A University of Manitoba virus expert questions Pallister's emphasis on enforcement.
"You can't ticket or fine your way out of a pandemic," said Jason Kindrachuk, an assistant professor and the Canada Research Chair in emerging viruses at the U of M.
He's uncertain whether Monday's restrictions came soon enough.
"We are somewhat a little bit late to the game," he said.
Strained hospital capacity
Pallister said he plans to release more details about enforcement plans later this week. He's asking Manitobans to weigh in online on the idea of a curfew.
WATCH | Province seeking feedback on possible curfew:
Winnipeg Mayor Brian Bowman said his government learned of the possible curfew Monday and has no details from the province in terms of how it will be implemented in the city.
"If the province feels this is the right thing to do, I would encourage them to just do it and not wait another day for a survey," he said. "The virus doesn't take a night off."
The province has been criticized for not having a more robust response to the second wave.
Two groups of doctors have penned letters to the premier and health minister in recent days imploring them to act swiftly to bring COVID-19 numbers down or risk "grave peril" in the health-care system.
Fifty health-care workers tested positive last week, said Lanette Siragusa, chief nursing officer of Shared Health, the organization to co-ordinates health care in the province.
She said 94 per cent of Manitoba's ICU capacity was full as of Monday. Nearly a quarter of the 75 ICU beds in use are COVID-19 patients.
Some non-urgent elective surgeries are being suspended, Siragusa said.
'Manitobans have lost confidence': NDP leader
Opposition NDP Leader Wab Kinew said Pallister failed to act quickly enough on reinforcements, or to ensure hospital capacity was there, heading into a fall season experts predicted would bring a second wave of COVID-19.
"I think Manitobans have lost confidence in this premier's ability to manage the pandemic," Kinew said.
"Every measure that he said that he's thinking about doing today are things that should've happened weeks ago, and worse, he ignored the No. 1 priorities out there."
The province moved forward with an economic agenda this summer following weeks of few or no cases.
During question period at the Manitoba Legislature, Kinew said the province should have invested in ramping up testing and contact tracing capacity then.
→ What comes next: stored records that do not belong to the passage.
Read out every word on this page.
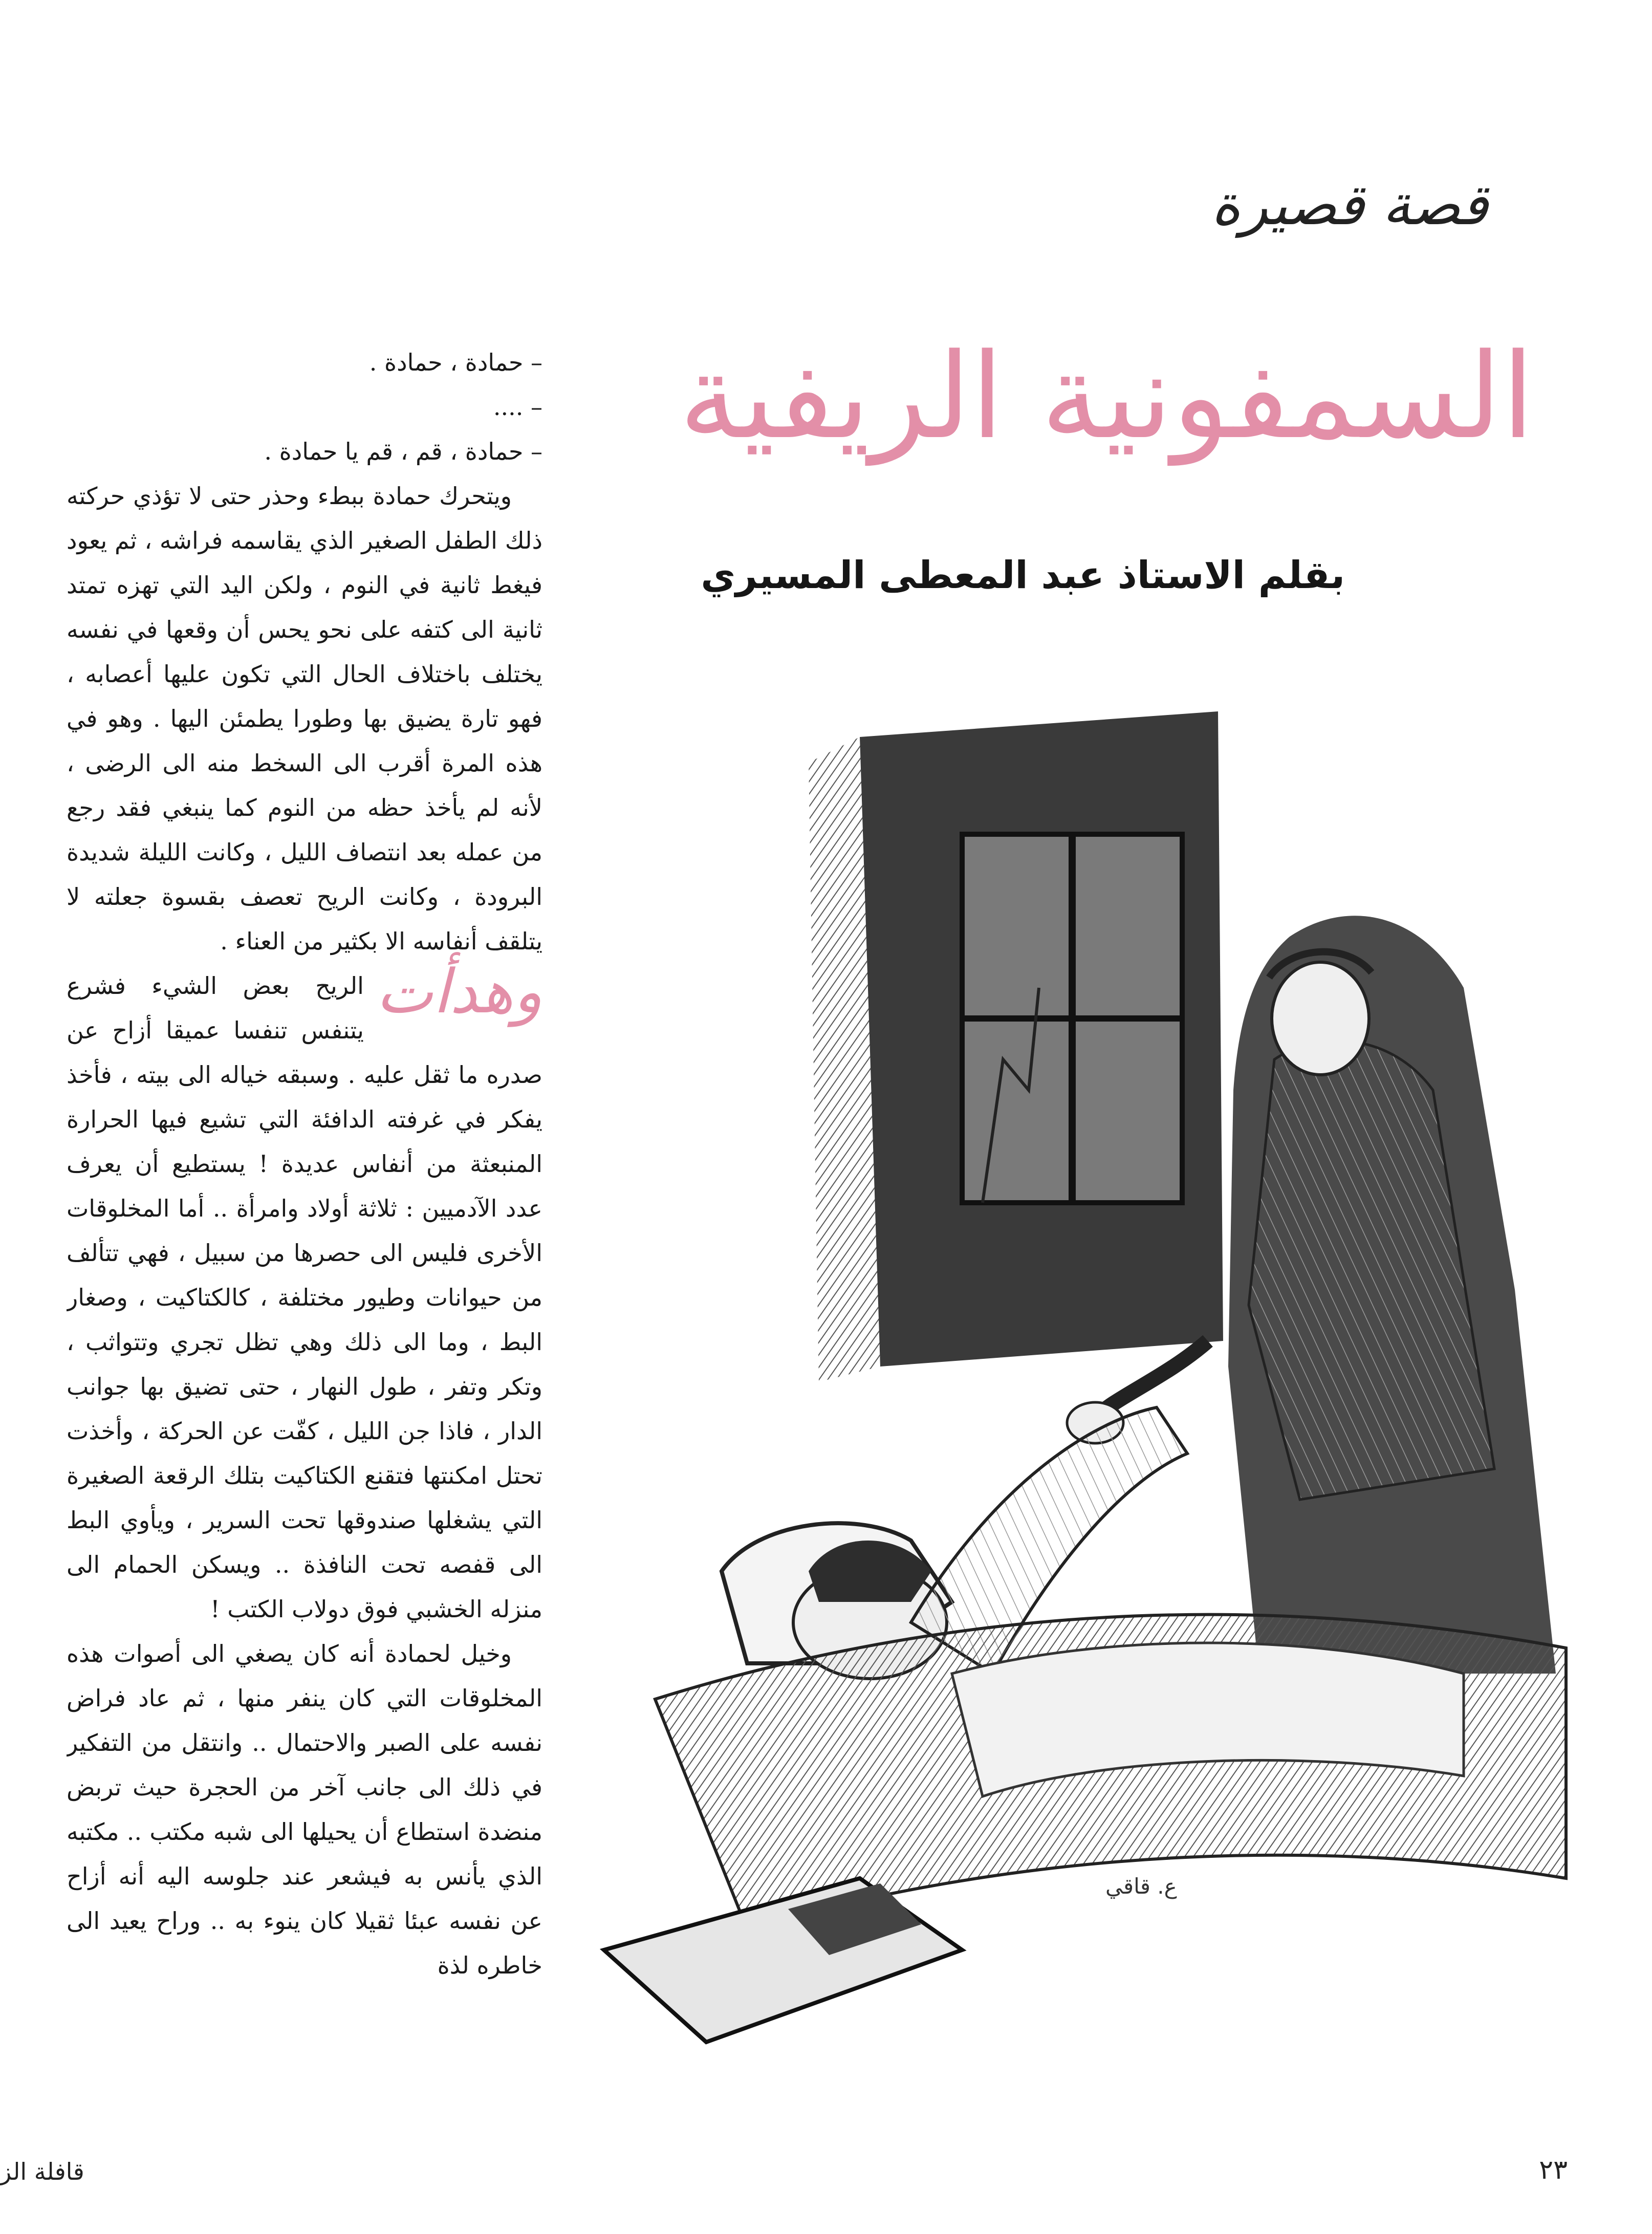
قصة قصيرة
السمفونية الريفية
بقلم الاستاذ عبد المعطى المسيري

– حمادة ، حمادة .

– ....

– حمادة ، قم ، قم يا حمادة .

ويتحرك حمادة ببطء وحذر حتى لا تؤذي حركته ذلك الطفل الصغير الذي يقاسمه فراشه ، ثم يعود فيغط ثانية في النوم ، ولكن اليد التي تهزه تمتد ثانية الى كتفه على نحو يحس أن وقعها في نفسه يختلف باختلاف الحال التي تكون عليها أعصابه ، فهو تارة يضيق بها وطورا يطمئن اليها . وهو في هذه المرة أقرب الى السخط منه الى الرضى ، لأنه لم يأخذ حظه من النوم كما ينبغي فقد رجع من عمله بعد انتصاف الليل ، وكانت الليلة شديدة البرودة ، وكانت الريح تعصف بقسوة جعلته لا يتلقف أنفاسه الا بكثير من العناء .

وهدأت
الريح بعض الشيء فشرع يتنفس تنفسا عميقا أزاح عن صدره ما ثقل عليه . وسبقه خياله الى بيته ، فأخذ يفكر في غرفته الدافئة التي تشيع فيها الحرارة المنبعثة من أنفاس عديدة ! يستطيع أن يعرف عدد الآدميين : ثلاثة أولاد وامرأة .. أما المخلوقات الأخرى فليس الى حصرها من سبيل ، فهي تتألف من حيوانات وطيور مختلفة ، كالكتاكيت ، وصغار البط ، وما الى ذلك وهي تظل تجري وتتواثب ، وتكر وتفر ، طول النهار ، حتى تضيق بها جوانب الدار ، فاذا جن الليل ، كفّت عن الحركة ، وأخذت تحتل امكنتها فتقنع الكتاكيت بتلك الرقعة الصغيرة التي يشغلها صندوقها تحت السرير ، ويأوي البط الى قفصه تحت النافذة .. ويسكن الحمام الى منزله الخشبي فوق دولاب الكتب !

وخيل لحمادة أنه كان يصغي الى أصوات هذه المخلوقات التي كان ينفر منها ، ثم عاد فراض نفسه على الصبر والاحتمال .. وانتقل من التفكير في ذلك الى جانب آخر من الحجرة حيث تربض منضدة استطاع أن يحيلها الى شبه مكتب .. مكتبه الذي يأنس به فيشعر عند جلوسه اليه أنه أزاح عن نفسه عبئا ثقيلا كان ينوء به .. وراح يعيد الى خاطره لذة

ع. قاقي
٢٣
قافلة الز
Pallister said that "would've been idiocy," as the province had "no COVID cases."
He touted the province's attempts to improve contact tracing and testing over the past several weeks, following weeks-long backlogs.
He said three large sites have been added in the past week, which have increased daily testing capacity by 40 per cent.
An appointment-based COVID-19 test-booking system has registered 10,000 appointments since it was unveiled on Oct. 20. Wait times in that system are less than one minute, the premier said.
Manitobans will have a total of 30 sites in the coming weeks, and that will increase testing capacity to 4,250 per day.
Monday's news conference marked the first time the premier has spoken publicly since the enhanced restrictions for the province were announced last week.
Pallister did not speak at a Friday news conference announcing the new measures, and instead issued a news release after the public health update.